The Central States Pension Fund, which pays pension benefits to workers and retirees from over 1,500 companies, is saying that it will need to slash benefits for 273,000 current and future retirees. According to executive director Thomas Nyhan, if the cuts are not made, it’s likely the fund will run out of money within the next 10 years. Before a law passed last year, these kinds of cuts would have been illegal, but now, multi-employer pension funds can reduce benefits if they’re at risk of running out of money.
While the cuts are not uniform, and older retirees and widows will be spared much of the pain, the reductions will average about 23 percent, and may begin as soon as summer of 2016.
Although there are several reasons for the overwhelming financial pressure on the fund, the stunning change in worker-to-retiree ratio over the last three-plus decades is surely a big component of the troubles; in 1980, for each retiree, the fund had four active workers – now, there are five retirees for each active worker.

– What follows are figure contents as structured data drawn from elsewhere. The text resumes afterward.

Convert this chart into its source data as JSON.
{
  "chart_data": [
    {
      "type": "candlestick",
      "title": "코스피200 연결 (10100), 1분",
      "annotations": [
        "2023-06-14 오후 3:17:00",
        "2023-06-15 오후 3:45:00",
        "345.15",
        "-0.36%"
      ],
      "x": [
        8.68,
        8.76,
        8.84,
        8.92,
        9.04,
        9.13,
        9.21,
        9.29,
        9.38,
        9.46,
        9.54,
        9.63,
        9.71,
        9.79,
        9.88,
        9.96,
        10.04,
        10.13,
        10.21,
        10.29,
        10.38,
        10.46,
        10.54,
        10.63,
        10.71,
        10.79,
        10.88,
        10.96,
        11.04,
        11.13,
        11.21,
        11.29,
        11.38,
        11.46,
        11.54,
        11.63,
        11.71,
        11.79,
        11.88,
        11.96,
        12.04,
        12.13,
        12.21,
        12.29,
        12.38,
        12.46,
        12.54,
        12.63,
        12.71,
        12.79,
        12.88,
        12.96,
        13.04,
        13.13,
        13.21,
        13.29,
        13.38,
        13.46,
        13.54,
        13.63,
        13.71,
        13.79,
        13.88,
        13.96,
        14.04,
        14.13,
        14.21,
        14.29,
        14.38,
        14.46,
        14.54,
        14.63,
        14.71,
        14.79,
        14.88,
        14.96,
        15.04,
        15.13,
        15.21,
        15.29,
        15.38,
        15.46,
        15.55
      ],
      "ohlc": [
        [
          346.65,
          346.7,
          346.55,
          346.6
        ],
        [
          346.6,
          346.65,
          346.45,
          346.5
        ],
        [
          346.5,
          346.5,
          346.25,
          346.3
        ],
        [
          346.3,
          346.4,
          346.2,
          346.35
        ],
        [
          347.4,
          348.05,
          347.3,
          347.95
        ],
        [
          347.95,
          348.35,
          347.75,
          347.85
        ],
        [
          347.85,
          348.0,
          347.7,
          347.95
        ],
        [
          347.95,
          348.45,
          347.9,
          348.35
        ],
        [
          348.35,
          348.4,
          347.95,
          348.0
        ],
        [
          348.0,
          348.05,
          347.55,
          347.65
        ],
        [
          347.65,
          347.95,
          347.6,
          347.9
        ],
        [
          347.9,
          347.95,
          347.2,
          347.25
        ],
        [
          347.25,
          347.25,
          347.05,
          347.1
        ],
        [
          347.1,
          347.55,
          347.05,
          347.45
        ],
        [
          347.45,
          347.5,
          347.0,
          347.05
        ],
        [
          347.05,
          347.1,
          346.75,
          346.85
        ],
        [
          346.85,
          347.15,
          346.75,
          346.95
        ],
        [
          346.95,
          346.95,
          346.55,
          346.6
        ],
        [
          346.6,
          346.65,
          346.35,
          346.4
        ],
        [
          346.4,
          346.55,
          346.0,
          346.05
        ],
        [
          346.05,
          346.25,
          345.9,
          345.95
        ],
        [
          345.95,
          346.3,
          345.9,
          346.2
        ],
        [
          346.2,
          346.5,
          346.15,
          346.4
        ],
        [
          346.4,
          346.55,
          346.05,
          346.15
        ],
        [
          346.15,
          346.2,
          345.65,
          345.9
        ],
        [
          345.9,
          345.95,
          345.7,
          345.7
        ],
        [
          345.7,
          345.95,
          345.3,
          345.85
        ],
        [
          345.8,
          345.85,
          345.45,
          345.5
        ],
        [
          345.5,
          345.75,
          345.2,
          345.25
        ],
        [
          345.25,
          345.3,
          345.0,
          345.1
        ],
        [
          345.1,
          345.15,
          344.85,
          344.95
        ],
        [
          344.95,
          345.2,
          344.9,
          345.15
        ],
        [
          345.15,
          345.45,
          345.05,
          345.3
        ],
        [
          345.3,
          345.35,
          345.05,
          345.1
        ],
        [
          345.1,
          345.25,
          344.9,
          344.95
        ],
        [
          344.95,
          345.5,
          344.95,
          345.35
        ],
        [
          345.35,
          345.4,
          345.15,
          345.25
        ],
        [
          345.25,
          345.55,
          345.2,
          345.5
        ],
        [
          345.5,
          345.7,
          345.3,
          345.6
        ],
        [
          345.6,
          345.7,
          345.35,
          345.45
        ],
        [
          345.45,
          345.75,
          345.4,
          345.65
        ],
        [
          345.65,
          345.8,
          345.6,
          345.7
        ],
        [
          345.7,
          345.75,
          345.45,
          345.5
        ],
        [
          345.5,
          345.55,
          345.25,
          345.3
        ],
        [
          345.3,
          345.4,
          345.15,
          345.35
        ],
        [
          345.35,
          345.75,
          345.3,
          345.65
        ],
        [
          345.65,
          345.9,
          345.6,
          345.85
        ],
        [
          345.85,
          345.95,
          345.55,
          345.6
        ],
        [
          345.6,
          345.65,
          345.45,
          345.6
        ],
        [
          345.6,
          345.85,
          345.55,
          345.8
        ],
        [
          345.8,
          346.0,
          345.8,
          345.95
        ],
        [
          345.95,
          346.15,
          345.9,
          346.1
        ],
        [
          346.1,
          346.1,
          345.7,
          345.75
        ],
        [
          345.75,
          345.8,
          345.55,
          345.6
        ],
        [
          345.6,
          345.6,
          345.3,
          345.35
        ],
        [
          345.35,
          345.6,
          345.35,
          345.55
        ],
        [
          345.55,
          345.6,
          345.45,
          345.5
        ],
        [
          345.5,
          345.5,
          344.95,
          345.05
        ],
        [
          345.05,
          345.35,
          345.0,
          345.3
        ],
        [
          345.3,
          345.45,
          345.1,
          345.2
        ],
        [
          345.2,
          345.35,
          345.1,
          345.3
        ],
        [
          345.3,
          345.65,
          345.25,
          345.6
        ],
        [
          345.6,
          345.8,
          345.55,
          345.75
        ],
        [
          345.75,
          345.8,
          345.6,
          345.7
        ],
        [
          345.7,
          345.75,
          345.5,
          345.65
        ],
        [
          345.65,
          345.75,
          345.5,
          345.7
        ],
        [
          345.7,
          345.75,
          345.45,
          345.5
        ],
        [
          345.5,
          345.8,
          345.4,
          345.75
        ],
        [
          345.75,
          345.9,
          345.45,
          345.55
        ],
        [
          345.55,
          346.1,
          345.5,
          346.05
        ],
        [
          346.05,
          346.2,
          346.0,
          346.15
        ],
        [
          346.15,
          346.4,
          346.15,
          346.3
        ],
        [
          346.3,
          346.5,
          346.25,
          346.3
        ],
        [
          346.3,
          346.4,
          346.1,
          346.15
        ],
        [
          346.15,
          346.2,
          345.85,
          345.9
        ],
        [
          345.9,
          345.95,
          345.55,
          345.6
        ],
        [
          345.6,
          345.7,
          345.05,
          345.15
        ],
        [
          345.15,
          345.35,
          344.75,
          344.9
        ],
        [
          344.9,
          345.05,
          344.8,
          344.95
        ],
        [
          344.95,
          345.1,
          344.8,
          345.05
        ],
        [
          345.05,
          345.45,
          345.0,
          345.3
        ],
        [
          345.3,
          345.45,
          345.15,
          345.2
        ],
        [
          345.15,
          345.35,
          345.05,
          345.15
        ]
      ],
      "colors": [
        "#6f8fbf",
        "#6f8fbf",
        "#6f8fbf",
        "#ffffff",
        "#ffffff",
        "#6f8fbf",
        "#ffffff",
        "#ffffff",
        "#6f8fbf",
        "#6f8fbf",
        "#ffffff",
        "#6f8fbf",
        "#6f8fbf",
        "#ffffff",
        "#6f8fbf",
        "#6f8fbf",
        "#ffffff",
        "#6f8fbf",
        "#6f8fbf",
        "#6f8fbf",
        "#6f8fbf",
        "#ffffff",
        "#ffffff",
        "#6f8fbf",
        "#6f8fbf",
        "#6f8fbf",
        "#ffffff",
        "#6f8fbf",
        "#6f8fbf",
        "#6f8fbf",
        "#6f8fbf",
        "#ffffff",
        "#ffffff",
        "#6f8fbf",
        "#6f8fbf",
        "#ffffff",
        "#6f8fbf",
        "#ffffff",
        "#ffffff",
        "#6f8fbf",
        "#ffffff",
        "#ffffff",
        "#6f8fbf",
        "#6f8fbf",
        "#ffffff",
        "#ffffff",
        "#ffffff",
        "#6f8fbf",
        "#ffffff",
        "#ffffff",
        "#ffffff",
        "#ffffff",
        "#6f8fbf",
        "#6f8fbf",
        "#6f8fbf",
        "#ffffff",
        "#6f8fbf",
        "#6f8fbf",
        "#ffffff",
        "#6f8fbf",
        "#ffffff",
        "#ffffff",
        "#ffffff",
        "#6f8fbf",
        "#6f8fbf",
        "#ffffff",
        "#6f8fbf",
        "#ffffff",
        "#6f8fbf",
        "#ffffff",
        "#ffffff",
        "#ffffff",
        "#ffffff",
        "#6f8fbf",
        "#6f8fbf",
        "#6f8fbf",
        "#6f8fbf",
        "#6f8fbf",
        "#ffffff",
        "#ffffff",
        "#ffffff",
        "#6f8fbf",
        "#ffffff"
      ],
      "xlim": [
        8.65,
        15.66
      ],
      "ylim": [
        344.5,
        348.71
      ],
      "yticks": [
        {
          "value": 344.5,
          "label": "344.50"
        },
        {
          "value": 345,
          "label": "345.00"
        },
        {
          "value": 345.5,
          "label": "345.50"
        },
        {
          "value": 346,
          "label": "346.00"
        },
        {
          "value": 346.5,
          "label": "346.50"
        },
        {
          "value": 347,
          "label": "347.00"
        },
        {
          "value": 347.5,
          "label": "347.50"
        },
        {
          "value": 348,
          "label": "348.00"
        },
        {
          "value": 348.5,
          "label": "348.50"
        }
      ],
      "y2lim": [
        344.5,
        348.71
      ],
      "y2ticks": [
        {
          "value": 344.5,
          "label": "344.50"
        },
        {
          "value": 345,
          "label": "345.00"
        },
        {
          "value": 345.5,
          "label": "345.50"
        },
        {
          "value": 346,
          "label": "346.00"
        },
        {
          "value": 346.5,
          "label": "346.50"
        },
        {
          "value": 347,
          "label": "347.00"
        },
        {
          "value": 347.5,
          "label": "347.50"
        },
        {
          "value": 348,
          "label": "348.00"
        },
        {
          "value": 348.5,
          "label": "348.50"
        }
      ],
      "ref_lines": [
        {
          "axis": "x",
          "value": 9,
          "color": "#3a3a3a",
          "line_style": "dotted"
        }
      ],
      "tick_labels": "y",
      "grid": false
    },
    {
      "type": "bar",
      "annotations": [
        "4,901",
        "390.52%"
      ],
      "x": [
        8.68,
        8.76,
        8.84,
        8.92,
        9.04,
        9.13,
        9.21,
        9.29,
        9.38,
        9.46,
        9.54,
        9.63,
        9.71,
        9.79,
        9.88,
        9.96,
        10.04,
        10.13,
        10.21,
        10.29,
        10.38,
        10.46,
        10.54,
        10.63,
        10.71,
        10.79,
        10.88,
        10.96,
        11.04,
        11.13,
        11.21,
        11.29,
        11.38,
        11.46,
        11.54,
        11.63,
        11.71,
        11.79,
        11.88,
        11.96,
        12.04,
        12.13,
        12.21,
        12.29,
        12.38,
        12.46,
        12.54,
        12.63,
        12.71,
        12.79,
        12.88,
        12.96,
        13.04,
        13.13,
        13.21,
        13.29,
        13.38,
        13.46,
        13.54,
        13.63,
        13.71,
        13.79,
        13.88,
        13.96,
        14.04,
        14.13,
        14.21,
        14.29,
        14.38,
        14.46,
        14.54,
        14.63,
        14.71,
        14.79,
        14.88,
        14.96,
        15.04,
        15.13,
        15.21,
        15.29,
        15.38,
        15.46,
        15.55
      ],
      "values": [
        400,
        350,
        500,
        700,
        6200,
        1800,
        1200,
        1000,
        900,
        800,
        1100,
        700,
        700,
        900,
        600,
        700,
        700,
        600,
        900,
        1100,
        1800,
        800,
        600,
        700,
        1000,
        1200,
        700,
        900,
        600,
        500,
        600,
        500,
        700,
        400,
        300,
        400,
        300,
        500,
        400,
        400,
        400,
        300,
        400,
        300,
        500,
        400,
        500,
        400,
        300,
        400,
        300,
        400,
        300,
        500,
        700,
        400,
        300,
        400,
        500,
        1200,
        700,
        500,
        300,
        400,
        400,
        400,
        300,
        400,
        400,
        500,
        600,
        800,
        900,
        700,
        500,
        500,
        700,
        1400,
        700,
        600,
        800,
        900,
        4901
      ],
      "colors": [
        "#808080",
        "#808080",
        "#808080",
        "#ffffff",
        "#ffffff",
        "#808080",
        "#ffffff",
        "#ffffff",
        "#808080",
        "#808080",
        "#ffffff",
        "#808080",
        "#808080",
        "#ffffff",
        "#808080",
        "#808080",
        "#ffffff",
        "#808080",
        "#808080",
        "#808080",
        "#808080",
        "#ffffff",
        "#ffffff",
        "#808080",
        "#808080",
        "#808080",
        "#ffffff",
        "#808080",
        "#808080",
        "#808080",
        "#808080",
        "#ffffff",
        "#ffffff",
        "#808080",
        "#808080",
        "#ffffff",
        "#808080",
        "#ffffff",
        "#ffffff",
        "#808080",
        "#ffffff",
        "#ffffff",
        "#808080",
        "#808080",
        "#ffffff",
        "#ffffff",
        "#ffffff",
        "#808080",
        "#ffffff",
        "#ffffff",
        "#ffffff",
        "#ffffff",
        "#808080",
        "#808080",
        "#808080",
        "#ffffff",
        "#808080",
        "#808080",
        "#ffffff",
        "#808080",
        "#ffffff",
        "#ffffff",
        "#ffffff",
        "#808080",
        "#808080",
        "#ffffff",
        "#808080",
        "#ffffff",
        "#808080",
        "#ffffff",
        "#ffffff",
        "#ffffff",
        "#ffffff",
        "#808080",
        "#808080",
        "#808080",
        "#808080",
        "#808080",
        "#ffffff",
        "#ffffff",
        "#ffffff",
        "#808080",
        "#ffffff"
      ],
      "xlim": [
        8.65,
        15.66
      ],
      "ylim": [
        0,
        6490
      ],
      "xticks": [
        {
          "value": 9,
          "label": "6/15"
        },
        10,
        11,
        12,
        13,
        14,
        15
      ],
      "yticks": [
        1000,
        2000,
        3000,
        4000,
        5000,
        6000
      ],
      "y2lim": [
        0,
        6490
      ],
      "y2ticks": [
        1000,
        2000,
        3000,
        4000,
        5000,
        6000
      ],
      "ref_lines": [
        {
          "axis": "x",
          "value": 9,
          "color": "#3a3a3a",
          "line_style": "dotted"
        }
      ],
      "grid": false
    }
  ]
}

An additional, ominous sign is that the Pension Benefit Guaranty Corporation, which is the insurer of these funds, is also at risk of going under.
There has been some effort made in recent years by Democrats to pass legislation that would allow taxpayer money to be used to bail out pension funds, but that ended up going nowhere, and it is generally believed that the public climate is particularly bad right now for trying to garner support on behalf of such a bailout.